Zabbix template for Microsoft SQL Server介紹

這裡介紹Zabbix下監控Microsoft SQL Server資料庫非常好用的一個模板,模板名為Zabbix template for Microsoft SQL Server,此模板的下載地址為:

Zabbix share的地址:

https://share.zabbix.com/databases/microsoft-sql-server/template-for-microsoft-sql-server

GitHub的地址:

https://github.com/MantasTumenas/Zabbix-template-for-Microsoft-SQL-Server

下面的實驗、測試均為Zabbix 5.x,其它Zabbix版本沒有經過測試驗證。另外,建議使用GitHub下Microsoft SQL Server目錄下的模板。感覺這個模板遇到的問題比較少,如果你使用Zabbix share下的模板,問題多到煩死你,除非你有能力Fix掉這些問題。

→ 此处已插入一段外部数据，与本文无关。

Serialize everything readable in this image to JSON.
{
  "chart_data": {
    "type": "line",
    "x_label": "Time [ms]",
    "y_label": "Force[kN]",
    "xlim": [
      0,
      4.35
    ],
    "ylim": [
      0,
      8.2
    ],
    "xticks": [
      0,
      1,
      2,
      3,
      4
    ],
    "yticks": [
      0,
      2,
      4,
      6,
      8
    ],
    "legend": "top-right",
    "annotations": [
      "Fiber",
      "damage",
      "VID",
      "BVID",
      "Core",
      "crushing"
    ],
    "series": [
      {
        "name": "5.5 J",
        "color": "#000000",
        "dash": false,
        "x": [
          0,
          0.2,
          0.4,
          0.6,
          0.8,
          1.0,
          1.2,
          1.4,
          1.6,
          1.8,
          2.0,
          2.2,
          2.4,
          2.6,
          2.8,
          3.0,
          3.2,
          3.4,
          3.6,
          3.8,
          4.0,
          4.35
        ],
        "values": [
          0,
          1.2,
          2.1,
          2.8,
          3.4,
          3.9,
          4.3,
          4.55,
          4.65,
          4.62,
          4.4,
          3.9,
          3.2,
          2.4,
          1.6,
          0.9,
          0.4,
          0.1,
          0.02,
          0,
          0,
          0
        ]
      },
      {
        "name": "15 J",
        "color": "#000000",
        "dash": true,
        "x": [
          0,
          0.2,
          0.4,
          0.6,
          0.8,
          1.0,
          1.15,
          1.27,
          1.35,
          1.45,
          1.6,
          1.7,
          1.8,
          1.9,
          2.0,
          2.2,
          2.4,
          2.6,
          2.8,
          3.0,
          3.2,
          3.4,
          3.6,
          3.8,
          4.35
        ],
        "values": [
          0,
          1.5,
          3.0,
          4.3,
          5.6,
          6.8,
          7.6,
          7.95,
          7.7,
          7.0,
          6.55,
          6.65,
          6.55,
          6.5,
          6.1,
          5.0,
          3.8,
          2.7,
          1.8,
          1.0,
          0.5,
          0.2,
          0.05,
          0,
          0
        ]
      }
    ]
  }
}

解壓GitHub下的模板檔案(Zabbix-template-for-Microsoft-SQL-Server-master.zip),你就會發現下面分三個(Zabbix share的只有兩個目錄)目錄,分別如下命名:

Microsoft SQL Server #分支版本,這裡部署的是這個模板。

Without SQL instance discovery

#適用於單例項SQL Server監控

With SQL instance discovery #適用於多例項SQL Server監控

Zabbix share下模板(Zabbix Template for Microsoft SQL Server.zip)的目錄:

Without SQL instance discovery #適用於單例項SQL Server監控

With SQL instance discovery #適用於多例項SQL Server監控

Microsoft SQL Server下還有下面個目錄,具體如下所示:

Documentation #下面是Zabbix template for Microsoft SQL Server

的文件資料,絕對是我見過的Zabbix模板裡面最詳細的資料

Scripts #下面是PowerShell監控指令碼

Template #下面是Template模板

User parameters #下面有一個檔案userparams.conf,裡面定義了User parameters引數的一些樣例

Zabbix Value Mapping #下面有SQL Agent Job status.xmlSQL Database status.xml這兩個檔案。裡面定義了一些對映值。

這個模板包含這些功能和特徵,如下所示:

Features

• MS SQL performance counters.

• MS SQL instance Low Level Discovery.

• MS SQL database Low Level Discovery.

• MS SQL agent job Low Level Discovery.

• MS SQL database backup monitoring.

• MS SQL database mirroring monitoring.

• MS SQL Always On monitoring.

• MS SQL Log Shipping monitoring.

支援的版本,詳細資訊請見下面介紹:

Supported versions

Tested on Microsoft SQL Server 2012, 2014 and 2016. It may work with earlier versions, but some items (with missing performance counters) may be unsupported. For the extensive overview on the performance counters difference between MS SQL 2008 and MS SQL 2012 you can read here (https://blog.dbi-services.com/sql-server-2012-new-perfmon-counters/).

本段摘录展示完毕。